We use OpenAI Triton for generating some of the GPU kernels. Triton allows generating fast GPU kernels for certain fusions, but we have to tune some parameters for each such fusion.
This can take a long time if there are many fusions, so we provide a way to load those autotuning results, while still running the other compilation steps normally.
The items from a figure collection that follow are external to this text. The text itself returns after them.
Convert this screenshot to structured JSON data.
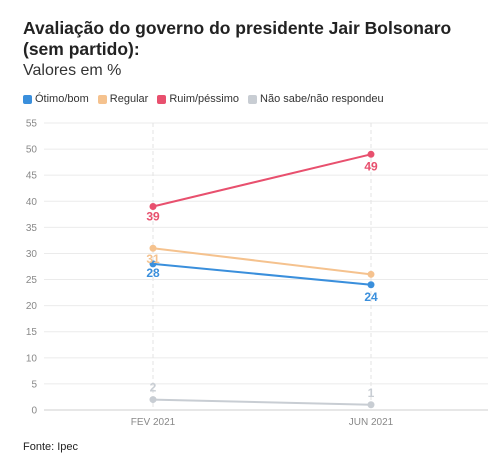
{
  "chart_data": {
    "type": "line",
    "title": "Avaliação do governo do presidente Jair Bolsonaro (sem partido):",
    "subtitle": "Valores em %",
    "categories": [
      "FEV 2021",
      "JUN 2021"
    ],
    "ylim": [
      0,
      55
    ],
    "yticks": [
      0,
      5,
      10,
      15,
      20,
      25,
      30,
      35,
      40,
      45,
      50,
      55
    ],
    "grid": true,
    "legend_position": "top-left",
    "series": [
      {
        "name": "Ótimo/bom",
        "color": "#3a8fdc",
        "values": [
          28,
          24
        ]
      },
      {
        "name": "Regular",
        "color": "#f5c28e",
        "values": [
          31,
          26
        ]
      },
      {
        "name": "Ruim/péssimo",
        "color": "#e8506e",
        "values": [
          39,
          49
        ]
      },
      {
        "name": "Não sabe/não respondeu",
        "color": "#c8cdd3",
        "values": [
          2,
          1
        ]
      }
    ],
    "source": "Fonte: Ipec"
  }
}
Autotuning caches are still useful if we make a few changes: the fusions that are present in the cache will use the cache, and the other ones will be autotuned normally.
The autotuning results can be dumped/loaded using these parameters:
--xla_gpu_dump_autotune_results_to=
--xla_gpu_load_autotune_results_from=
If we specify a .txt or .textproto file, then the cache will be dumped in textproto format, otherwise in binary protobuf format.
In tests
Persisted autotuning can also be used in tests. It is recommended to use it if the tests are very big, especially if the performance of the test environment is limited.
It only works well if the autotune cache contains results generated on the same type of GPU where the tests are being run.
Making a test use persisted autotuning
For now let's assume that the test in question always uses the same GPU type.
We have to export the autotune results from the test, for example by specifying these parameters to the test command:
--test_env=XLA_FLAGS=--xla_gpu_dump_autotune_results_to=TEST_UNDECLARED_OUTPUTS_DIR/autotune_cache.textproto --test_sharding_strategy=disabled
Sharding must be disabled to correctly get a single autotune cache for all tests.
Then we have to upload that cache to our code repository.
Then we have to add the cache to the data dependencies of our test target, and load it using an environment variable.
data = ["test_autotune_cache.textproto"], env = {"XLA_FLAGS": "--xla_gpu_load_autotune_results_from=" + "$(execpath test_autotune_cache.textproto)"},
(It is OK to use sharding in tests that load autotune results.)
Please also see the example tests in xla/service/gpu/tests/BUILD:
- load_autotune_results_using_execpath_test
- load_autotune_results_from_test_workspace_test
- dump_autotune_results_to_test_outputs_test
Cache obsolescence
If many changes are made to a model, it is possible that the cache will no longer contain all fusions, so the test will become slower. In this case we would have to regenerate the autotuning cache.
If we start using a new type of GPU for running the tests, the same applies.
The cache may also become obsolete if the XLA compiler evolves and generates different fusions.